Po danych warsztatach
przyszedł czas na zmianę Sali i krótka przerwę.
Zajęliśmy
miejsce i rozpoczęliśmy prelekcje na temat witamin dla kobiet w ciąży i dzieci.
Przedstawiała je firma omega med nachalnie zachęcając do zakupu swoich
witaminek, które ja posiadam aktualnie w domu więc na temat ich właściwości coś
już tam wiedziałam. Na rynku jest wiele takich witamin i powiem szczerze ten
sam skład a cena o wiele niższa. Ja za swoje omega med pregna zapłaciłam około
80 zł w pierwszej lepszej Warszawskiej aptece.. Ciekawa jestem jaka jest cena innych
produktów tej firmy. W prezencie otrzymaliśmy broszurki i próbki produktów.
Po rozdaniu
upominków od omega med, rozpoczęła się prelekcja o chustonoszeniu. Bardzo mnie
zaciekawiła, prowadząca bardzo sympatyczna pokazała jak wiązać chustę i
wytłumaczyła jakie są zalety noszenia noszenia w chustach :) Omówiliśmy ich rodzaje i zalety
każdej z nich.
Ja widzę
same plusy, zamierzamy z mężem zakupić chustę i nosić nasza Kulkę blisko
serduszka :)
W trzeciej Sali
odbywały się warsztaty o pielęgnacji i żywieniu maluszków.
Sponsorem
prelekcji o pielęgnacji skóry była firma johnson's baby i znana z biedronki
firma Dada która odpowiada za pieluszki. Firmę reprezentowała Pani położna
która opowiadała o skórze dziecka, w jakich warunkach należy kąpać malucha i
czego najlepiej do tego używać, tu również nie było nachalnego marketingu mimo
wszędzie pokazanych reklamach danej firmy. Każdy uczestnik dostał próbki
kosmetyków oraz ulotkę na temat pielęgnacji.
Jeśli chodzi
o karmienie ponownie spotkaliśmy się z firma enfamil, na szczęście pierwsza
część prelekcji prowadziła Pani położna która krótko i na temat opowiedziała o
karmieniu piersią oraz wprowadzeniu
pierwszego stałego pokarmu. Druga część była prowadzona przez przedstawiciela
firmy enfamil. Pan się starał przedstawić temat zabawnie i szybko ale powiem
szczerze że najmniej mi się to podobało, typowy marketing przedstawiający ich
produkty i aplikacje.
Oczywiście na
koniec odbył się konkurs na który należało napisać z czym się kojarzy zdanie „
mamo to ja”. Można było wygrać pieluszki dada, kosmetyki palmer, ręczniczki,
chustę od firmy lenny lamb. Moje hasło się nie spodobało i nic nie wygraliśmy. :(
Na koniec od
partnerów akcji otrzymaliśmy wiele próbek i ulotek zachęcających do zakupu danych
produktów. Tommy teppie, palmer's, maxi cosi, dada, jelp, enfamil, magazyn mama
to ja któy był głównym organizatorem.
W torebce od
firmy Tommy Teppie otrzymaliśmy oprócz ulotek smoczek uspakajający 0+ , kilka wkładek laktacyjnych oraz ponownie
ulotkę dzięki której można odebrać w sklepie Tomi buteleczkę 150ml danej firmy.
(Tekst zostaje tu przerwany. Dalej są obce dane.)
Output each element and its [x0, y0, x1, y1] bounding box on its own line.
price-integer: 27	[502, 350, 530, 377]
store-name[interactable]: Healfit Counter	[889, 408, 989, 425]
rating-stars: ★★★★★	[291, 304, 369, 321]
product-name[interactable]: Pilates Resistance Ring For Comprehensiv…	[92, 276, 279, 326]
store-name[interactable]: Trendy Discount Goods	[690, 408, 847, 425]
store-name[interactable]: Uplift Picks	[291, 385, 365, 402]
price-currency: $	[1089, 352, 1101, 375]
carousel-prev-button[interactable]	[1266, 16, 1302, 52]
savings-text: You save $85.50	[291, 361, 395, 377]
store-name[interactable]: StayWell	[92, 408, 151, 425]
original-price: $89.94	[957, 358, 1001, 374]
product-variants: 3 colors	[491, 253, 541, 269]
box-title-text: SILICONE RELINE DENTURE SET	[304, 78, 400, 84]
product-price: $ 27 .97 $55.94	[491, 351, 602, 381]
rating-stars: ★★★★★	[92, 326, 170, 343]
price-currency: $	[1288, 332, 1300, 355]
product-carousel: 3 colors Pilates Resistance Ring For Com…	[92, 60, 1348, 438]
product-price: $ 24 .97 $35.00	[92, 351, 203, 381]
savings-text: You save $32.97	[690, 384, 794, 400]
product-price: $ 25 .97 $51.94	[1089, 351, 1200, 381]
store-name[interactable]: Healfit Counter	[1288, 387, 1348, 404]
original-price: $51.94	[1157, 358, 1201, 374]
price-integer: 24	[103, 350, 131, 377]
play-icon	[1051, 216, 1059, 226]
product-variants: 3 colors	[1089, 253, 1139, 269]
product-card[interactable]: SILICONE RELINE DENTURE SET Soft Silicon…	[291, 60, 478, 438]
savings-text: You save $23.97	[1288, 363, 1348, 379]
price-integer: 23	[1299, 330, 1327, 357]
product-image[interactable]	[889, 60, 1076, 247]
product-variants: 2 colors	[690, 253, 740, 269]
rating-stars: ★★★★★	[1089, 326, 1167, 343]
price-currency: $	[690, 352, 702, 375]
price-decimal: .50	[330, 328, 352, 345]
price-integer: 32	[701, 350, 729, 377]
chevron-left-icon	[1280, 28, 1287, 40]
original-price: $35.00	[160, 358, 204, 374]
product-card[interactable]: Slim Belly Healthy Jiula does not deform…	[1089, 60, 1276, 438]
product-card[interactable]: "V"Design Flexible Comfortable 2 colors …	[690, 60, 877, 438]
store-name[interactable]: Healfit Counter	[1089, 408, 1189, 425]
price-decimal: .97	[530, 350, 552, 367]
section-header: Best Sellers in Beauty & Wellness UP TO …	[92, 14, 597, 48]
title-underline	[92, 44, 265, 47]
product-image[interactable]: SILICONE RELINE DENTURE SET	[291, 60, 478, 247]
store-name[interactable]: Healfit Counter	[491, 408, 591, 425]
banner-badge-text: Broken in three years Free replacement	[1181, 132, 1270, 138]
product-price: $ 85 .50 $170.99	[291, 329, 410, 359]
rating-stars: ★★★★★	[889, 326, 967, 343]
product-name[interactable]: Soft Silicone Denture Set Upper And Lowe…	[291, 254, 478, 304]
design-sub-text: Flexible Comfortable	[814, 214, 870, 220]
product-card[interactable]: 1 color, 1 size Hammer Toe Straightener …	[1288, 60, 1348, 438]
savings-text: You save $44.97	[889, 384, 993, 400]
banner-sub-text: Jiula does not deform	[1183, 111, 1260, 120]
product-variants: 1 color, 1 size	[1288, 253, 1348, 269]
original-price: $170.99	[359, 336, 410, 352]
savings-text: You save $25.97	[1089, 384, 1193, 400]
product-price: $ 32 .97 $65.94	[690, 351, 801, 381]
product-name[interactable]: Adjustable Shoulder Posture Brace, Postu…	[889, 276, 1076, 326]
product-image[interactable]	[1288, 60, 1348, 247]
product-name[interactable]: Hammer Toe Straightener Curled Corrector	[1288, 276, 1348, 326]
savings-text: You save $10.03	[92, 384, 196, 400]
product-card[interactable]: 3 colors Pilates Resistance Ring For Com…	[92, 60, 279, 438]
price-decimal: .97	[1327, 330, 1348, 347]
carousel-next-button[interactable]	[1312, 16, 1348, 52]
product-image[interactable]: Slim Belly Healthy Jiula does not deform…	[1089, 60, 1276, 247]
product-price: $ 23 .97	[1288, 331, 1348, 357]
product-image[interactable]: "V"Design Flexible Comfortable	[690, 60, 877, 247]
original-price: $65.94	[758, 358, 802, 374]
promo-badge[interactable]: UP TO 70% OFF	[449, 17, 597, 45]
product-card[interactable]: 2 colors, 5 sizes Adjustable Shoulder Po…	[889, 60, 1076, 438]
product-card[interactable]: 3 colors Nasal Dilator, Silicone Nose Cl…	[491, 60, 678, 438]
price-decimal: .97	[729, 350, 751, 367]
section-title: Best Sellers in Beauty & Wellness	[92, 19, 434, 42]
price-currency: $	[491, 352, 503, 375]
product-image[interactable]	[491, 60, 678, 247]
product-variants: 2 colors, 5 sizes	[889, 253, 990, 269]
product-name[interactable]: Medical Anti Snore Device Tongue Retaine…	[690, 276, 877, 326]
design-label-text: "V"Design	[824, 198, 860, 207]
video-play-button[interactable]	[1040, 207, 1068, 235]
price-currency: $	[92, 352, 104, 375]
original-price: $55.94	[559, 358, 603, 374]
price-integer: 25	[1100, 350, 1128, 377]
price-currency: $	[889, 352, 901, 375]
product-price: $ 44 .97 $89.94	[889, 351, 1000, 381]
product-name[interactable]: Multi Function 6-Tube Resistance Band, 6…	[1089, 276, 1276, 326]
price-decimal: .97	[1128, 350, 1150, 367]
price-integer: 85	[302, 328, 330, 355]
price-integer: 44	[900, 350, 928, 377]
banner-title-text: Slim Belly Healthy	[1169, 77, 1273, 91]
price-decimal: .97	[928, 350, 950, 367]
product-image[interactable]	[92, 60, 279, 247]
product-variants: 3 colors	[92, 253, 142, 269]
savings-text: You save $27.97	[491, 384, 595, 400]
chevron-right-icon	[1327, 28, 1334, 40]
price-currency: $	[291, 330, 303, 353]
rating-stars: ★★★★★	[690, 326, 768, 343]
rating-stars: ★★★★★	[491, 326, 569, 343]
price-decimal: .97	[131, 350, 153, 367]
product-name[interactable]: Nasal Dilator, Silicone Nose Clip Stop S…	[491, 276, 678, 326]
( jakby ktoś z warszawy chciał mogę odstąpić taka ulotkę ponieważ mam już dwie
takie butelki )
Firma Palmer’s
w swojej torebeczce zapewniłam nam sporą ilość próbek ich kosmetyków dla mam. Buteleczkę
50 ml nawilżającego balsamu do ciała z witamina E na bazie masła kakaowego.
Pachnie zachęcająco słodkim zapachem cukru waniliowego. Pierwsza próba odbyła
się już na mężu.
Dodatkowo
dołączyli saszetki 5 ml. Trzy saszetki balsamu przeciw rozstępom, próbkę kremu
do ciała ujędrniającego polecanego po okresie ciąży i laktacji, 5 ml oliwki do
ciała i buzi, peeling i krem do twarzy. Z tego zestawu jestem zadowolona
ponieważ wiele dobrego słyszałam o tych kosmetykach i miałam w planach zakup.
Od firmy
Jelp otrzymaliśmy próbkę proszku do prania. Akurat jedno pranie Kulkowych
ubranek mamy zapewnione, wypróbuje i dam znać jak się sprawdza :)
Polecam
warsztaty ponieważ zawsze znajdzie się tam jakieś ciekawe informacje które
wykorzystamy w przyszłości.
Porównując
warsztaty które wraz z mężem polecam bardziej „mama wie”, ciekawi prowadzący i
sympatyczne Panie organizatorki. Prelekcje „mamo to ja” miały fajnego pana od
wykładów na temat fotelików i chustonoszenia. Wyszłam z Torwaru troszkę
zawiedziona z uczuciem, że czegoś tam nam brakowało. Mimo wszystko Polecam ponieważ zawsze uda się coś dowiedzieć i zapewnić jak najlepsza ochronę dla naszego dziecka.